|Peterson, Stephen - Steve|
Submitted to: Eukaryotic Cell
Publication Type: Peer Reviewed Journal
Publication Acceptance Date: 1/22/2009
Publication Date: 5/8/2009
Citation: Balajee, A., Baddley, J.W., Peterson, S.W., Nickle, D., Varga, J., Boey, A., Lass-Florl, C., Samson, R.A. 2009. Aspergillus alabamensis, a New Clinically Relevant Species in the Section Terrei. Eukaryotic Cell. 8(5):713-722. Interpretive Summary: Some molds from the group A. terreus are associated with human disease. Those from patients were compared with molds from this group found in nature. Also, these molds are very difficult to distinguish without using molecular techniques. We have established the number of species based on molecular techniques and using this and character analysis have described a mold that is new to science and is associated with human disease. Knowledge of this new species will benefit patients with mycotic disease, doctors treating mycotic disease patients, and increases our general knowledge of biodiversity in the A. terreus group.

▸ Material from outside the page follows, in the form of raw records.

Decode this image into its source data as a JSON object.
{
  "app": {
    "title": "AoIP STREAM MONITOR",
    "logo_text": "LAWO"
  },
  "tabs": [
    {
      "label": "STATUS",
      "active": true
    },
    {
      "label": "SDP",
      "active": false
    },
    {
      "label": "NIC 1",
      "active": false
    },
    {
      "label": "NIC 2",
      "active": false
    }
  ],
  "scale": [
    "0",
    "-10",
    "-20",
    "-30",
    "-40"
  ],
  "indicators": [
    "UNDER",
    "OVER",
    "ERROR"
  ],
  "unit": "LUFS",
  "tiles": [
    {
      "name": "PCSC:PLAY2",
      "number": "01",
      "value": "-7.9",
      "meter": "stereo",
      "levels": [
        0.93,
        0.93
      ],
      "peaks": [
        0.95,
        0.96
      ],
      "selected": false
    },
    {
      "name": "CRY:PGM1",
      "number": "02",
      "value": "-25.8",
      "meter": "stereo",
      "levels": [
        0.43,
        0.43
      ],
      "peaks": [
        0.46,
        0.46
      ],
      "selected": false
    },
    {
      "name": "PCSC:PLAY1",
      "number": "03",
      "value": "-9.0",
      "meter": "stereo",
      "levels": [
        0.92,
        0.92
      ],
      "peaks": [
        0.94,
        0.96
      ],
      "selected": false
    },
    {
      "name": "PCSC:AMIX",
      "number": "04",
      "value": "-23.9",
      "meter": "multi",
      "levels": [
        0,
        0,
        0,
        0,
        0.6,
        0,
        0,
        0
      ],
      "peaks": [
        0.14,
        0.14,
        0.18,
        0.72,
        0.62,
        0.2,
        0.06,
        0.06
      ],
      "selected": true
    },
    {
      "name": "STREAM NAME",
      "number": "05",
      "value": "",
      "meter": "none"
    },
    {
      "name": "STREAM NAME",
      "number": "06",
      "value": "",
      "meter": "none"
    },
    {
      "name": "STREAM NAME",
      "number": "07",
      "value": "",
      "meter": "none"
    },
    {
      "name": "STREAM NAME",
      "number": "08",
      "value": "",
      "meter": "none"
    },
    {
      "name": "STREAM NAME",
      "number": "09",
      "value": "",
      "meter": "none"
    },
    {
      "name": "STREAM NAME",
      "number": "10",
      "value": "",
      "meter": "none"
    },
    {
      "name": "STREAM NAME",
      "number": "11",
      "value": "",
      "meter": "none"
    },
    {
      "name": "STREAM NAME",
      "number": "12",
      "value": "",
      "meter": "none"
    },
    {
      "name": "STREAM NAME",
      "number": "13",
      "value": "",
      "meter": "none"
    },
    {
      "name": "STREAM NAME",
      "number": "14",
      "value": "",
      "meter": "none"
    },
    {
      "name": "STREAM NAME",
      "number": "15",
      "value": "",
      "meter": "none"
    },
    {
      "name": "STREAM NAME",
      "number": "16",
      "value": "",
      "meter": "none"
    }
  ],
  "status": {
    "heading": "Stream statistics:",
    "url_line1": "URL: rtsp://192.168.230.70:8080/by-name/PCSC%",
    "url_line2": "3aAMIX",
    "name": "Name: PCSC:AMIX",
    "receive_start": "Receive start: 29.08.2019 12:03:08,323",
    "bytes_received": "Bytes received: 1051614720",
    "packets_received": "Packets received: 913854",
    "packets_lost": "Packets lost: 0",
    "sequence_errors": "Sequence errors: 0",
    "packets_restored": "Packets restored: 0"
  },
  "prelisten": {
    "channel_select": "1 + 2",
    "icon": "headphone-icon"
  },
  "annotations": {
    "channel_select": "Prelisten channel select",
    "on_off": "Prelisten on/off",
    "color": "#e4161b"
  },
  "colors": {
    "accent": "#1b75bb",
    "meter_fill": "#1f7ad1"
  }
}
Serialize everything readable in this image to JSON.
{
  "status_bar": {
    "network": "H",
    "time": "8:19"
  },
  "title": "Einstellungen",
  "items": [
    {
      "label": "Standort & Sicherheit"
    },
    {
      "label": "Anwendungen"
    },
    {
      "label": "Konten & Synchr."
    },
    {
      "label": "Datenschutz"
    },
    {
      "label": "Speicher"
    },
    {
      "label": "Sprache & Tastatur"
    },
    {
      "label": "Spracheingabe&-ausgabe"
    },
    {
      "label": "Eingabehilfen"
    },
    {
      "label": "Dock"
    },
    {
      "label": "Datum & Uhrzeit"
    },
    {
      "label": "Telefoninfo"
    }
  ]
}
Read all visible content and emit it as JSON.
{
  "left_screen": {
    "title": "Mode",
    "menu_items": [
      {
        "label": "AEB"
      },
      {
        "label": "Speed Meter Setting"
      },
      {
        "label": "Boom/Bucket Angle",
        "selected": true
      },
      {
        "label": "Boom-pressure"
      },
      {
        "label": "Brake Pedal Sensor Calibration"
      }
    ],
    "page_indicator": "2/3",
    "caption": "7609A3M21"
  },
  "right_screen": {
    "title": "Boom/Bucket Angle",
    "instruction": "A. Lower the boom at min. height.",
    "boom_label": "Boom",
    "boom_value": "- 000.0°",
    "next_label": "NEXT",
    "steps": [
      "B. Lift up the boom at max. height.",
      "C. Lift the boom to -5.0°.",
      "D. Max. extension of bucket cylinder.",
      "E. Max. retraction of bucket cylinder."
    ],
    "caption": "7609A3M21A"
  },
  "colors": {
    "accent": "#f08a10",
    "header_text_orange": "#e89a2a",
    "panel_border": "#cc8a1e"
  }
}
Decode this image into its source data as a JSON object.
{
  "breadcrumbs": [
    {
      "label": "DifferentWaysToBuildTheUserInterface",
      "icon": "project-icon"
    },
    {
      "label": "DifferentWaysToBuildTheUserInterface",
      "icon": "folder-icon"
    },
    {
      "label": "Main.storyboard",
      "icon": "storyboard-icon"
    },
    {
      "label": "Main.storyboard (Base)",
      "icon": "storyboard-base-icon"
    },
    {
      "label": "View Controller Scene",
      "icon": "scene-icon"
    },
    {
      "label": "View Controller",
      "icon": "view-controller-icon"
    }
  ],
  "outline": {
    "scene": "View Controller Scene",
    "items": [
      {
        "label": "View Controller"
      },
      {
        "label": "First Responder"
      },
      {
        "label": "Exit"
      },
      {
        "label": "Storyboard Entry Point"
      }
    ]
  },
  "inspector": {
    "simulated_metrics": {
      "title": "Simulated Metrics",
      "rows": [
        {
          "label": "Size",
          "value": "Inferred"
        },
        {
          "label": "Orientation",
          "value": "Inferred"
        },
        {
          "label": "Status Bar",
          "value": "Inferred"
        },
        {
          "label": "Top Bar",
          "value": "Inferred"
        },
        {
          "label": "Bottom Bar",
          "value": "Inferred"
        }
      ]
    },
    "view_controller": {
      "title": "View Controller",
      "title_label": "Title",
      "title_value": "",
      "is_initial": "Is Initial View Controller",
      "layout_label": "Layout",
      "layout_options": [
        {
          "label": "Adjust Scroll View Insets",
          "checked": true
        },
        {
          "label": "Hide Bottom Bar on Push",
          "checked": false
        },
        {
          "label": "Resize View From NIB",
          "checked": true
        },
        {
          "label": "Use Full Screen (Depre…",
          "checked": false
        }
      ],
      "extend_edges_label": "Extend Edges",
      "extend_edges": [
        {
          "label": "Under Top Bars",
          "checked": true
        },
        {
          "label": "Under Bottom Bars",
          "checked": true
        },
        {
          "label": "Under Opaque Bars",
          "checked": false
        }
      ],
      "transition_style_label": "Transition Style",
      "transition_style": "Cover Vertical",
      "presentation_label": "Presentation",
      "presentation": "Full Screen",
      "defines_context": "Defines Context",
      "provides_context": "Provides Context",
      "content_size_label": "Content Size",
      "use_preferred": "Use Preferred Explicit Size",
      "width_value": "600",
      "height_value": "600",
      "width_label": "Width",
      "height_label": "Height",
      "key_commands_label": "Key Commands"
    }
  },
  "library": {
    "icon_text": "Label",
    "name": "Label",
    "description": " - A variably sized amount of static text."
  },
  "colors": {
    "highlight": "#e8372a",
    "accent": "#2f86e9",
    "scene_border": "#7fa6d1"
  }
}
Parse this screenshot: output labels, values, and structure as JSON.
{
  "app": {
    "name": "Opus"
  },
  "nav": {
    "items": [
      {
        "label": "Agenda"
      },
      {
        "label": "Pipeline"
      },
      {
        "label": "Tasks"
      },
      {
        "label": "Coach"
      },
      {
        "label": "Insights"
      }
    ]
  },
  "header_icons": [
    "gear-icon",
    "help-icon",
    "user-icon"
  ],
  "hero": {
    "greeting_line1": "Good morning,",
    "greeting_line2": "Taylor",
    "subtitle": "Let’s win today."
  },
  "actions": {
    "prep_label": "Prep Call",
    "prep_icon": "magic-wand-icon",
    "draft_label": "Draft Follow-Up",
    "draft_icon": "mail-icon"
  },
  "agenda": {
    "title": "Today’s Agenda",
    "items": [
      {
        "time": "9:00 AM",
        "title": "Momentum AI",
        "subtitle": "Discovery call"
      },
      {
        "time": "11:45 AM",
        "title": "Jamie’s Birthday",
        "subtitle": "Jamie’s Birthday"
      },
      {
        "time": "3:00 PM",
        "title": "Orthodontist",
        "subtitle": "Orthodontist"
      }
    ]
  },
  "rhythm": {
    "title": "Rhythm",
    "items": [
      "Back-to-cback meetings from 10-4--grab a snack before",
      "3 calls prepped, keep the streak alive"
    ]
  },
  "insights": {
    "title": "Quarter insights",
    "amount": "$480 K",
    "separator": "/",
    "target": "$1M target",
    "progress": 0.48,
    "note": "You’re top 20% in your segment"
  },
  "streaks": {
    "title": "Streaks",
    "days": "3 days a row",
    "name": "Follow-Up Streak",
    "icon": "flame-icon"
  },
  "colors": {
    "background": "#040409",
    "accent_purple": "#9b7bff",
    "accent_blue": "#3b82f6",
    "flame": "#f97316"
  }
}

Technical Abstract: Analyzing a large number of clinical and environmental A. terreus isolates representing diverse geographic locations, we propose for the first time a multi locus sequence approach for analyzing species diversity within Section Terrei. Results of the present study employing sequences generated from 3 protein coding genes - Enolase [enoA], ' tubulin [benA] and calmodulin [calM] demonstrated the presence of a new species – Aspergillus alabamensis within the section Terrei. Most members of this new species were recovered as colonizing isolates from immunocompetent populations and were morphologically similar to A. terreus with decreased in vitro susceptibilities to the antifungal drug amphotericin B. Based on phylogenetic and phenotype analyses, we propose that A. terreus var. africanus should be considered a variant of A. terreus whereas A. terreus var. aureus should be raised to species status within the section Terrei. No population structure was revealed within the A. terreus clade, indicating for the first time that A. terreus, like A. fumigatus is a truly cosmopolitan fungus with a global distribution.